Right. It’s extremely tough, wirelessly, to have players hold the Wii U GamePad and move with it because of the Doppler effect17. 17 This is a phenomenon observed when wave frequencies differ due to relative speeds between an observer and the source of electromagnetic or sound waves.

Iwata:

And games that involve all kinds of movement are going to come out one after the other.

Mae:

To be honest, I even thought, “No, please don’t!” (laughs) Also, it’s okay to hold it vertically.

Iwata:

To address why holding it vertically may have been an issue, is because radio waves don’t spread well underwater, but the human body is 60 to 70 percent water, so it can interfere with radio wave paths. Since you hold it both vertically and horizontally, it gets more difficult to place the antenna where the radio waves can easily reach it.

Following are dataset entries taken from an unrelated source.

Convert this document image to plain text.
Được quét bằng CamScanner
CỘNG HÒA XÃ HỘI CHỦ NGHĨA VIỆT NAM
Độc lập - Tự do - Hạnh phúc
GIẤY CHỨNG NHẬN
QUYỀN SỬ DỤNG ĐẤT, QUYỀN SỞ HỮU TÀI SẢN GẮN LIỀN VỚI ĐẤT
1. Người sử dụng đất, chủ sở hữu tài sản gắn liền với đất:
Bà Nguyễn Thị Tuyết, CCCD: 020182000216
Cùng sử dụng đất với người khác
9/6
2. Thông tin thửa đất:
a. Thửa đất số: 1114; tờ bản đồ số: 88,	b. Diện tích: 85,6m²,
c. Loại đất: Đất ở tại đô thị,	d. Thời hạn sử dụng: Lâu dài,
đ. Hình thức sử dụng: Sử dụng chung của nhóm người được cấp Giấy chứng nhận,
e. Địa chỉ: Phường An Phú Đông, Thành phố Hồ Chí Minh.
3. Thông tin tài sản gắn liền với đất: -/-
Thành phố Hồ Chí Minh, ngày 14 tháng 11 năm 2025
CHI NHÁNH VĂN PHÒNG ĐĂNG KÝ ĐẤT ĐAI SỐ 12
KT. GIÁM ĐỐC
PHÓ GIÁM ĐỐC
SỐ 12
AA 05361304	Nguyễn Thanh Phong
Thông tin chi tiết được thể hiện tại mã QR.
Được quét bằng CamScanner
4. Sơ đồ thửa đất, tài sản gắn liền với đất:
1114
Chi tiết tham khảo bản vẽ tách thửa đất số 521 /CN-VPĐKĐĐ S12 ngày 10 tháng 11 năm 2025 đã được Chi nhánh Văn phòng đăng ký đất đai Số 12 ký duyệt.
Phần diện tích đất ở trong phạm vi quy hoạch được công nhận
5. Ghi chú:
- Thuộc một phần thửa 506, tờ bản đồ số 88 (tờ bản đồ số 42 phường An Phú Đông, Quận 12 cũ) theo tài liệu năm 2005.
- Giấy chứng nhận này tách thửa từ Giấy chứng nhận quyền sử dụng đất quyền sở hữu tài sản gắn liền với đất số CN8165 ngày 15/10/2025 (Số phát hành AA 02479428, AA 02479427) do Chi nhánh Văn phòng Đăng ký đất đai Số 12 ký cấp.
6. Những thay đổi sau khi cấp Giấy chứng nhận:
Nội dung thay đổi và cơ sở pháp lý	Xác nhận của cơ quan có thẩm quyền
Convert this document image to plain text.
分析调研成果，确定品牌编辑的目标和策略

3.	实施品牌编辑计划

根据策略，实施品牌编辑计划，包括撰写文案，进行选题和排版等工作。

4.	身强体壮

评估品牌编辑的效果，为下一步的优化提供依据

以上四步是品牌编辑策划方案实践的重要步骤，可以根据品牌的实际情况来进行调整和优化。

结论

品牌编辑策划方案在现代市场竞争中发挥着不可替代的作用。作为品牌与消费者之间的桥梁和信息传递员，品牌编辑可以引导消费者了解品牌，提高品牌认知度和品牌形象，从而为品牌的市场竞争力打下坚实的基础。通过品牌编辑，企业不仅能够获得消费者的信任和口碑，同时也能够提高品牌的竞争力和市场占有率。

If the cost wasn’t an issue, there would be many ways to resolve it like adding more antennas. Besides, since you make various movements with the Wii U GamePad, the radio waves might get distorted. You had to think about all those problems.

Yamashita:

Everyone will probably test to see how far the radio waves will reach in their house. (laughs)

Iwata:

As Nintendo, we say that it will be fine using it in the same room as the console, but a lot of people ask, “What about through a wall?”

Yamashita:

Yeah. The other day, someone in a different department asked if he could use it in his bathroom at his house! (laughs)

Iwata:

Differences will arise depending on whether you live in a house made of wood or an apartment of reinforced concrete, and what materials the walls are made out of.

Yamashita:

Yes. What we can say for certain is that it will be fine within the same space.

Iwamoto:

However, if you place the Wii U console in something like a metal TV stand it may deflect the radio waves thus reducing its usable range. Radio waves weaken by the square of the distance, so even within the same space, too much distance could make them weaker, and having obstacles in between would be a disadvantage.

Yamashita:

Using the Wii U GamePad with a television is one of the ways that you can use it, but a good thing about Wii U is that you can also play without the TV*. Because of the way Wii U is used it becomes easier to forget about the console, so it’s possible that some people might wonder why it doesn’t work when they’re away from the TV. By the way, my living room and bathroom are separated by a single wall and I was able to use it. (laughs) * This functionality is supported in specifically designed games.

Iwata:

Playing at Yamashita-san’s house worked with one wall in-between! (laughs) When asked, “Can I use it in my bedroom?” we can say that it would work within the same space when there is nothing in the way, but basically it depends on how your house is constructed, so we have to ask that you test it in your own home.